Hay personas de las que se dice que tienen un sexto sentido. Que captan cosas que otros no captan. Que tienen intuiciones. Yo creo que no tenemos un sexto sentido, que los sentidos son cinco, los tradicionales. Creo que esos de los que se dice que tienen un sexto sentido son sencillamente personas inteligentes.
Una persona inteligente es una persona que sabe captar relaciones de causa efecto. Es la persona que sabe por qué pasan las cosas que pasan. Hay relaciones de causa efecto que son superficiales y otras más profundas. Si llueve y las calles están mojadas, es muy sencillo relacionar que las calles están mojadas porque llueve. Cualquiera lo entiende. Sin embargo, intuir porqué una persona está actuando del modo que actúa no es tan obvio, pero siempre hay una o varias razones por las que una persona actúa como actúa. Las personas inteligentes saben captar estas causas. Y cuanto más profundas son las causas que una persona es capaz de captar más inteligente es.

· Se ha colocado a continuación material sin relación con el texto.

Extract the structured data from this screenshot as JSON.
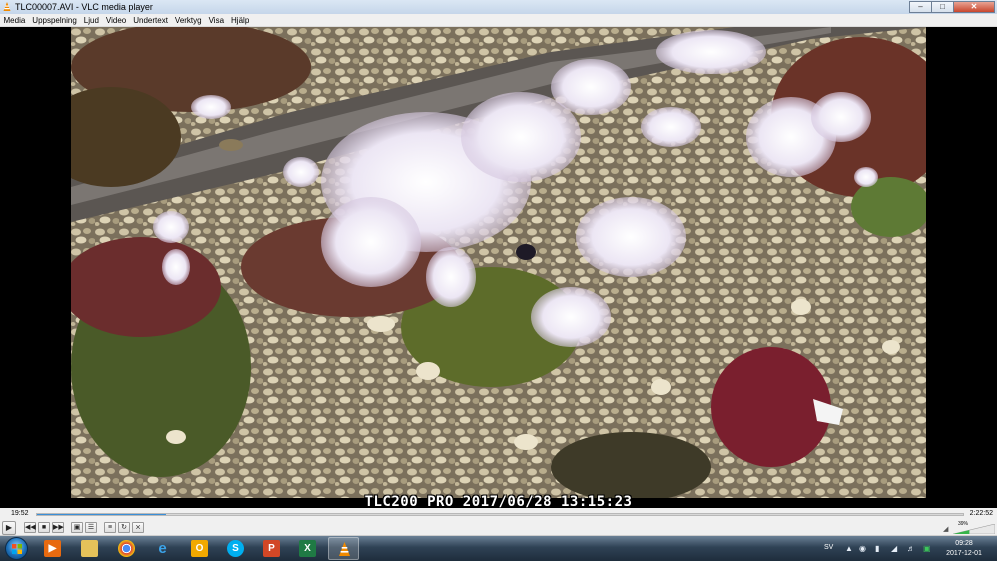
{
  "window": {
    "title": "TLC00007.AVI - VLC media player",
    "minimize_icon": "minimize-icon",
    "maximize_icon": "maximize-icon",
    "close_icon": "close-icon"
  },
  "menu": {
    "items": [
      "Media",
      "Uppspelning",
      "Ljud",
      "Video",
      "Undertext",
      "Verktyg",
      "Visa",
      "Hjälp"
    ]
  },
  "video": {
    "osd_text": "TLC200 PRO 2017/06/28 13:15:23"
  },
  "seekbar": {
    "elapsed": "19:52",
    "total": "2:22:52",
    "progress_fraction": 0.139
  },
  "controls": {
    "volume_label": "39%",
    "volume_fraction": 0.39,
    "icons": [
      "play-icon",
      "previous-icon",
      "stop-icon",
      "next-icon",
      "fullscreen-icon",
      "extended-settings-icon",
      "playlist-icon",
      "loop-icon",
      "shuffle-icon"
    ]
  },
  "taskbar": {
    "apps": [
      "start-icon",
      "media-player-icon",
      "folder-icon",
      "chrome-icon",
      "internet-explorer-icon",
      "outlook-icon",
      "skype-icon",
      "powerpoint-icon",
      "excel-icon",
      "vlc-icon"
    ],
    "language": "SV",
    "time": "09:28",
    "date": "2017-12-01"
  },
  "colors": {
    "accent": "#3a8fd8",
    "close_button": "#c8462d",
    "taskbar": "#2f4255"
  }
}
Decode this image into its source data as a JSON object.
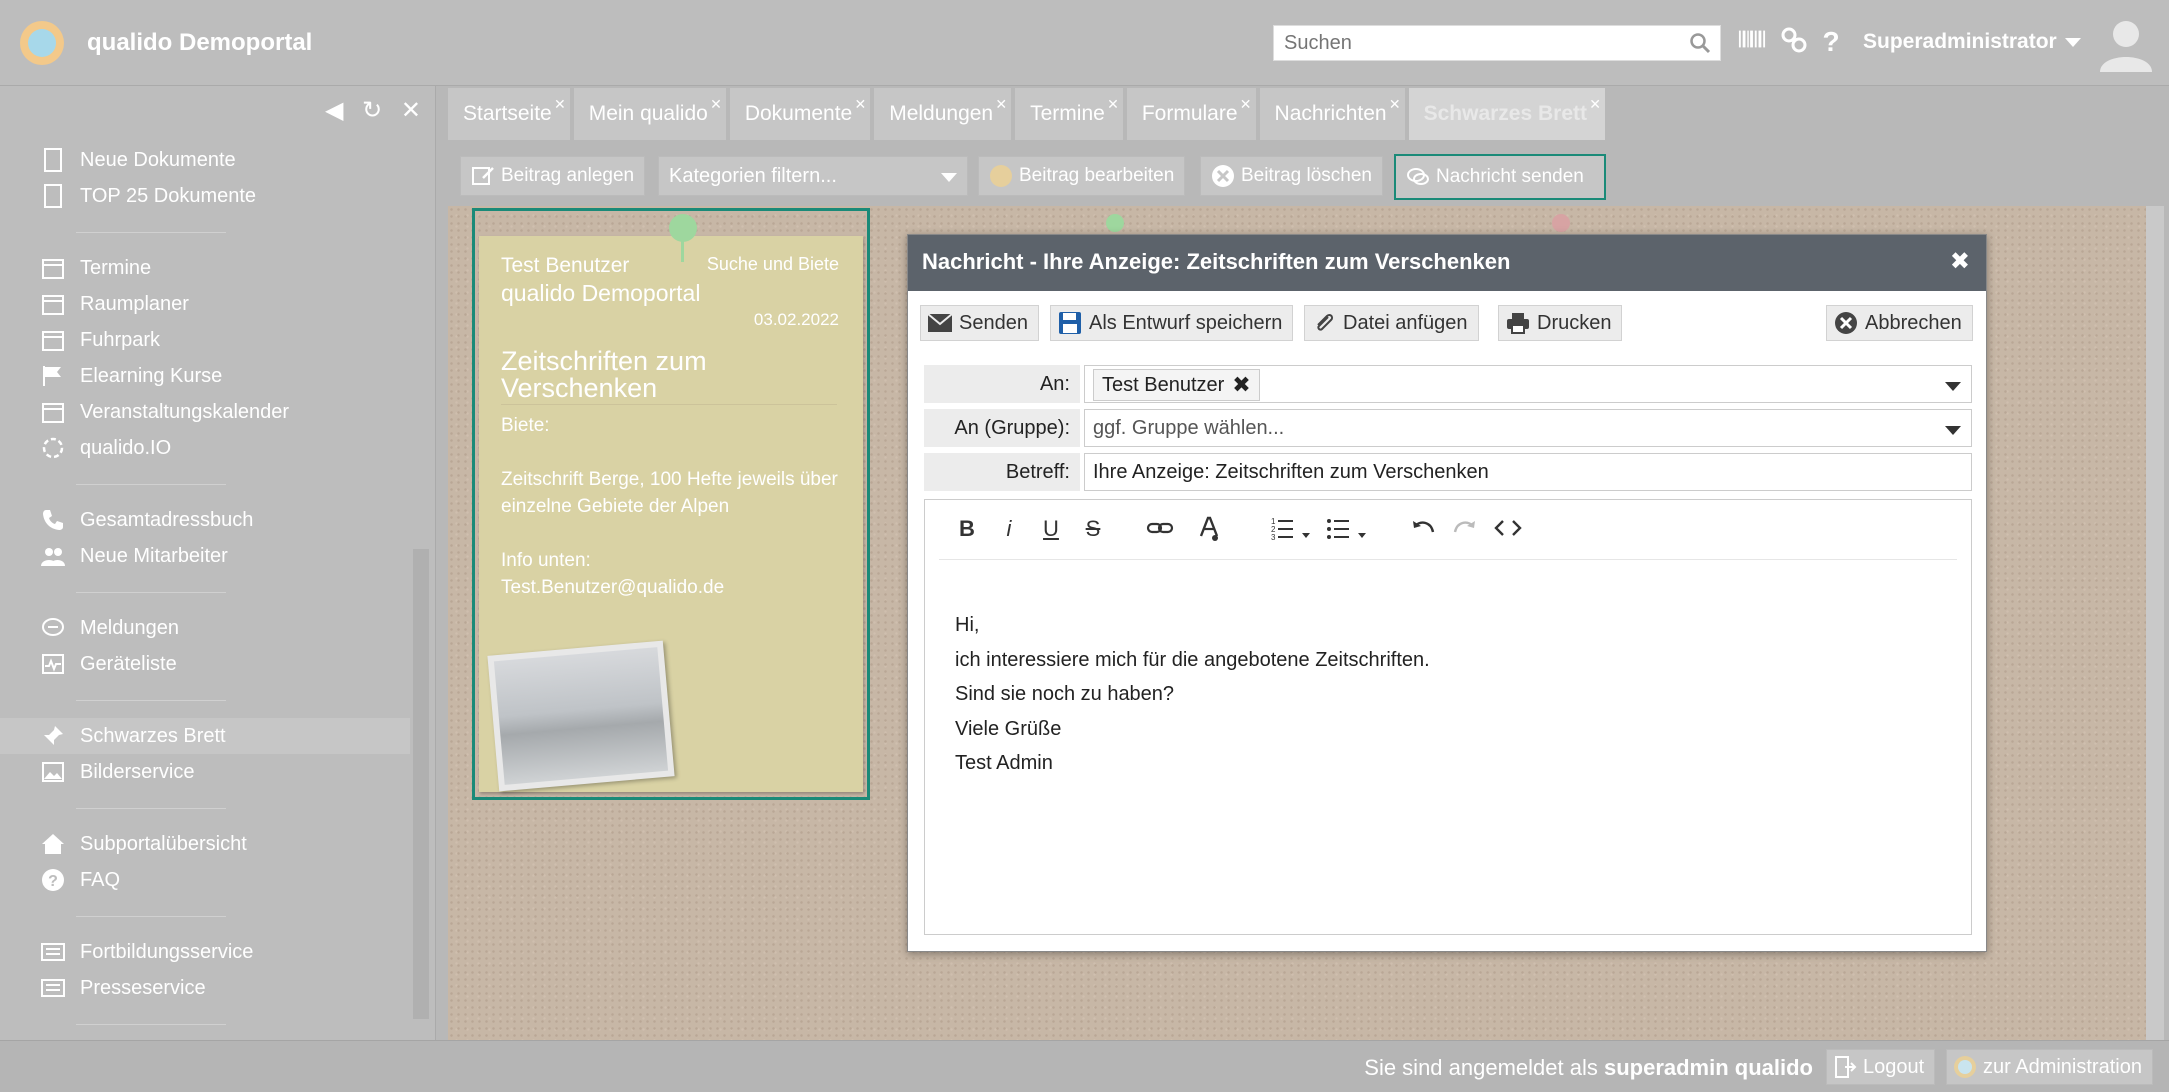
{
  "header": {
    "app_title": "qualido Demoportal",
    "search_placeholder": "Suchen",
    "user_name": "Superadministrator",
    "icons": [
      "barcode-icon",
      "gears-icon",
      "help-icon"
    ]
  },
  "sidebar": {
    "items": [
      {
        "label": "Neue Dokumente",
        "icon": "document-icon"
      },
      {
        "label": "TOP 25 Dokumente",
        "icon": "document-icon"
      },
      {
        "label": "Termine",
        "icon": "calendar-icon"
      },
      {
        "label": "Raumplaner",
        "icon": "calendar-icon"
      },
      {
        "label": "Fuhrpark",
        "icon": "calendar-icon"
      },
      {
        "label": "Elearning Kurse",
        "icon": "flag-icon"
      },
      {
        "label": "Veranstaltungskalender",
        "icon": "calendar-icon"
      },
      {
        "label": "qualido.IO",
        "icon": "circle-icon"
      },
      {
        "label": "Gesamtadressbuch",
        "icon": "phone-icon"
      },
      {
        "label": "Neue Mitarbeiter",
        "icon": "users-icon"
      },
      {
        "label": "Meldungen",
        "icon": "chat-icon"
      },
      {
        "label": "Geräteliste",
        "icon": "device-icon"
      },
      {
        "label": "Schwarzes Brett",
        "icon": "pin-icon",
        "active": true
      },
      {
        "label": "Bilderservice",
        "icon": "image-icon"
      },
      {
        "label": "Subportalübersicht",
        "icon": "home-icon"
      },
      {
        "label": "FAQ",
        "icon": "question-icon"
      },
      {
        "label": "Fortbildungsservice",
        "icon": "newspaper-icon"
      },
      {
        "label": "Presseservice",
        "icon": "newspaper-icon"
      }
    ]
  },
  "tabs": [
    {
      "label": "Startseite"
    },
    {
      "label": "Mein qualido"
    },
    {
      "label": "Dokumente"
    },
    {
      "label": "Meldungen"
    },
    {
      "label": "Termine"
    },
    {
      "label": "Formulare"
    },
    {
      "label": "Nachrichten"
    },
    {
      "label": "Schwarzes Brett",
      "active": true
    }
  ],
  "toolbar": {
    "add_post": "Beitrag anlegen",
    "filter_placeholder": "Kategorien filtern...",
    "edit_post": "Beitrag bearbeiten",
    "delete_post": "Beitrag löschen",
    "send_message": "Nachricht senden"
  },
  "note": {
    "author": "Test Benutzer",
    "portal": "qualido Demoportal",
    "category": "Suche und Biete",
    "date": "03.02.2022",
    "title": "Zeitschriften zum Verschenken",
    "body": "Biete:\n\nZeitschrift Berge, 100 Hefte jeweils über einzelne Gebiete der Alpen\n\nInfo unten:\nTest.Benutzer@qualido.de"
  },
  "dialog": {
    "title": "Nachricht - Ihre Anzeige: Zeitschriften zum Verschenken",
    "buttons": {
      "send": "Senden",
      "save_draft": "Als Entwurf speichern",
      "attach": "Datei anfügen",
      "print": "Drucken",
      "cancel": "Abbrechen"
    },
    "fields": {
      "to_label": "An:",
      "to_value": "Test Benutzer",
      "group_label": "An (Gruppe):",
      "group_placeholder": "ggf. Gruppe wählen...",
      "subject_label": "Betreff:",
      "subject_value": "Ihre Anzeige: Zeitschriften zum Verschenken"
    },
    "editor_toolbar": [
      "B",
      "i",
      "U",
      "S",
      "link",
      "color",
      "ordered-list",
      "bullet-list",
      "undo",
      "redo",
      "code"
    ],
    "message_body": "Hi,\nich interessiere mich für die angebotene Zeitschriften.\nSind sie noch zu haben?\nViele Grüße\nTest Admin"
  },
  "footer": {
    "logged_in_prefix": "Sie sind angemeldet als ",
    "logged_in_user": "superadmin qualido",
    "logout": "Logout",
    "admin": "zur Administration"
  },
  "colors": {
    "highlight": "#1a8a78",
    "dialog_header": "#5c636b",
    "overlay_gray": "#bdbdbd"
  }
}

Es frecuente pensar que una persona inteligente es la que sabe hacer cosas complejas. No, el que sabe hacer cosas complejas es un experto. Diseñar un cohete es de expertos. Hay que saber mucho, y mucho de cosas técnicas. Pero esa persona puede ser un verdadero patoso relacionándose con otros, no sabiendo cómo actuar.
Se puede ser muy inteligente y no tener estudios, ni tener capacidad para realizar estudios medianamente avanzados, y sin embargo ser muy inteligente. Saber captar por qué pasan las cosas que pasan. Juan Antonio Pérez López, profesor del IESE del que yo he aprendido mucho y del que ya he hablado en otras ocasiones, solía decir que no hay nada más eficaz que saber por qué pasan las cosas que pasan. Y no hay nada más ineficaz que no saberlo.
A veces me he encontrado con personas perplejas que no se explicaban alguna situación, cuando era evidente la razón de esa situación. Cuando una persona de este tipo ocupa un cargo de dirección en una organización es un desastre. Hasta el jueves que viene.